Recent data demonstrate deleterious effects of high TVs even in patients without acute lung injury (ALI) or ARDS [31, 32]. In patients following cardiac surgery, several physiological studies have demonstrated that lower TVs decrease the inflammatory state after cardiopulmonary bypass [33, 34]. A recent study based on 3,434 consecutive patients after cardiac surgery showed that TVs above 10 ml/kg of PBW are an independent risk factor for organ dysfunction and prolonged ICU stay [18]. However, the application of a TV reduction strategy in clinical practice faces several barriers [7, 8], and a recent longitudinal survey has shown that a significant number of patients are still not ventilated with a low TV strategy [35]. In the present study, TV was reduced automatically and all patients received TVs below 10 ml/kg of PBW after inclusion in the AV group. Of note, in patients without ALI or ARDS at initiation of mechanical ventilation, TVs below 10 ml/kg have been recommended by several authors [31, 32, 36].

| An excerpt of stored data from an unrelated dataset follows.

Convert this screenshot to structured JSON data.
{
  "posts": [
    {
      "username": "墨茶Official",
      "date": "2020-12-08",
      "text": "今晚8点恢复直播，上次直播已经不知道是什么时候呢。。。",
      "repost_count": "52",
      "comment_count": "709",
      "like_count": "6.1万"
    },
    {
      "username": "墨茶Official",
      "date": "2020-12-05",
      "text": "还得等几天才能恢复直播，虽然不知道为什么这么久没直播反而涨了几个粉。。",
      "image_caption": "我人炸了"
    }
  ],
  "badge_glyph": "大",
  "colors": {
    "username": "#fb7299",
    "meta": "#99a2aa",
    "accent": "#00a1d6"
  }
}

This study had several limitations. By its nature, the study could not be blinded, but the associated potential biases were limited by the a priori defined zones of ventilation. The patients included in the study were hemodynamically stable and recovering from cardiac surgery, and therefore conclusions cannot be generalized to all patients. Evaluation of more challenging patients such as those suffering from ARDS or sepsis, or those with hemodynamic instability, is required. Owing to the study design, the duration of this study was limited to 4 h and could not fully evaluate outcome data such as duration of mechanical ventilation. The duration of intubation was reduced from 6.6 h (4.8–8.7 h) to 5.2 h (4.4–7.4 h) with AV (P = 0.29). This difference was not statistically significant, but the sample size calculation was not based on this parameter. Clinicians must understand the limitations of automated systems. Closed loops in these systems rely on the availability and quality of the EtCO2 and SpO2 signals. If the signals are inadequate, an automated switch to manual ventilation is performed. More importantly, EtCO2 can be affected by sudden changes in cardiac index and a drop, due to a decrease in cardiac index, may result in an automatic decrease in minute ventilation. In the present study, most patients were hemodynamically stable, but 18 % had a cardiac index below 2 l/min/m2. None of these patients had an inadequate minute ventilation, but this theoretical issue must be kept in mind in very unstable patients. Finally, in the PV group in this study our local postoperative weaning protocol that follows recommendations in anesthesiology textbooks was used [14, 15] and was conducted by well-trained respiratory therapists, and consequently the results may not be generalizable to other centers. The TV used in the PV group is in line with that used in an observational study involving 3,434 patients in the same center [18], and with other published data in cardiac surgery patients [37] and current textbook recommendations [14, 15]. Nonetheless, the finding of high TVs delivered during PV, which in the present study was an index of non-optimal ventilation, may have been due to incorrect manual ventilator settings. It is likely that lower TVs will be used more frequently in patients without ALI or ARDS [31], and this may lead to a reduction in the differences between AV and manual settings.

Conclusion

We demonstrated that a fully automated system of ventilation can be safely used in stable patients following cardiac surgery. AV optimized ventilator settings while reducing the number of manual interventions. Advanced closed-loop systems are anticipated to assume a larger role in the future owing to the growing number of patients requiring mechanical ventilation with an anticipated persistence of limited physician resources. Preliminary evaluations of such automated systems have provided encouraging results and further improvements are expected in the next generation of closed-loop technology. For repetitive and relatively simple tasks, computerized systems may be safer and more efficient in knowledge transfer than the individual physician even in a well-staffed unit. However, we should be aware of the limitations of these devices and remember that technology can help with, but not replace, clinical judgment, which will always be required to manage complex patients in the ICU environment.